Теперь, через пять лет, в немецкой версии, Джон поражается, насколько несовременными выглядят костюмы и стрижки. Тысяча девятьсот восемьдесят шестой был не так уж давно, но те парни — их губы складываются в слова, никак не соответствующие тем, что раздаются из динамика телевизора, — кажутся такой же стариной, как хиппи, «смазчики», «джи-аи»,[85] эмансипе, «пончики»,[86] эдвардианцы, елизаветинцы. Джон вспоминает последнюю сцену эпизода за несколько минут до того, как она разыгрывается, вспоминает, как с тремя друзьями на диване они подсчитывали и ругали нелепости сериала и оскорбления здравого смысла зрителей: четверо проигравших персонажей, сидя на своем продавленном диване и глядя в свой телевизор, мрачно, но остроумно издевались над переслащенным романтическим фильмом тридцатых, в котором женщина готовит своему кавалеру, среднестатистическому Джеку, хороший домашний обед.
Джон ставит палец на резиновый пупырь, и каналы мигают ему кадром или двумя каждый, отчаянно вымаливая внимание — гоночный автомобиль, меняющий ш, бильярдный шар, отскакивающий от борта, сомкнутым фронтом идет от Атла, венгер, нгер, нем, немец, емецк, немецки, фран, в ходе войны с применением средств мас, — пока серия электрических раздражителей, движущихся быстрее мысли, не заставляет его отнять палец от резинового пупыря, и четыре сисястые, волшебные немецкие блондинки стонут, ублажая необыкновенно жирного нестарого мужчину с лохматой подковой сальных седых волос, одетого лишь в монокль.

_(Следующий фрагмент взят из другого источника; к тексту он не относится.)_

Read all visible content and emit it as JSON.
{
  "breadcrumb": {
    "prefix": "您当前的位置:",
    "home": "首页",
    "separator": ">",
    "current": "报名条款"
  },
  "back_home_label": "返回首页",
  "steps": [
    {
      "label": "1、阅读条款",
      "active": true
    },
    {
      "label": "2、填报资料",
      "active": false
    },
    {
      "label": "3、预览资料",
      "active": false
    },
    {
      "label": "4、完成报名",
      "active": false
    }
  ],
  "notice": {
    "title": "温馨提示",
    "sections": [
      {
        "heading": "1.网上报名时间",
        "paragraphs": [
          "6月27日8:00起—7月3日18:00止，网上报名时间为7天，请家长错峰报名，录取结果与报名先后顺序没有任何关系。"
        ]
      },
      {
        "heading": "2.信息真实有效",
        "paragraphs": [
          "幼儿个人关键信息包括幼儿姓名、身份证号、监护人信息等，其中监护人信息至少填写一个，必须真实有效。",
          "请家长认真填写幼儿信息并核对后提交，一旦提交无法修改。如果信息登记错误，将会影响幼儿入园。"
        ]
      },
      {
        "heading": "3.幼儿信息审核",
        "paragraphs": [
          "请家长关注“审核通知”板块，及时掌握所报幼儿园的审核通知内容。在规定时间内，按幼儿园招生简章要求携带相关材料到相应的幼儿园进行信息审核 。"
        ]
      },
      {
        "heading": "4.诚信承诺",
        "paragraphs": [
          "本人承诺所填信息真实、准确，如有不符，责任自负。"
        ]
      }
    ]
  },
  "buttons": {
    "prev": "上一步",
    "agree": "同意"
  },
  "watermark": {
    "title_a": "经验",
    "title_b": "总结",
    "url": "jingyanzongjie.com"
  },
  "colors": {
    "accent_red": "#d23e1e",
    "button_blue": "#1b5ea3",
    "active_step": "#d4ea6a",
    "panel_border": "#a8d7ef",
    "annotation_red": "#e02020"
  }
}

Пульт соскальзывает на пол, но Джон уже увлекся и не тянется подбирать. Глаза у него сужаются, а мысли разбегаются — кровь откачивается от мозга. Снаружи тормозит машина, сигналит, призывая пассажира, открывается дверца, радио такое громкое, что та самая песня долетает аж до третьего этажа. Четыре немки обходительно и умело сменяют друг друга, и Джон представляет себя там, в середине, представляет их лица под белыми волосами: лицо Эмили Оливер и Ники М, лица Карен Уайтли и конькобежки, и двух девчонок, которые приняли его за кинозвезду, и даже — мысли скользят, свободные от любой цензуры, — старой Нади и Кристины Тольди; синапсы жужжат, и на миг появляется даже лицо Чарлза Габора, тут же сменяемое новой Эмили Оливер, и еще одной: четырехкратная Эмили Оливер, во всех ракурсах, оснащенная дополнительными руками, с четырьмя головами и лицами; гидра Эмили улыбается и рычит ему со всех сторон и обслуживает его такими способами, каких никогда не допустит земная гравитация.
Дыхание замедляется, фотографии жены и ребенка на привычных местах… надо не забыть их взять. Джон засыпает, когда машина с громким радио удаляется по Андраши, и телевизор (последний слабый тычок пальцем) мурлычет погодную картину по всему миру; в последнее время Джону трудно уснуть без негромкого бубнежа телевизора. Джон спит и просыпается, переключает каналы и снова дремлет, и снова просыпается, снова дремлет и снова туда-сюда. По телевизору Чарлз Габор подвергается учтивому допросу. Чарлз и его интервьюер сидят в крутящихся кожаных креслах, над ними светится надпись «ГОВОРЯТ ДЕНЬГИ». Журналист задает легкие вопросы, замаскированные под агрессивные: «Чарлз, вы, парень, который кажется мне таким юным, что его еще увлекает бритье, — как вам удалось поднять такое большое дело?»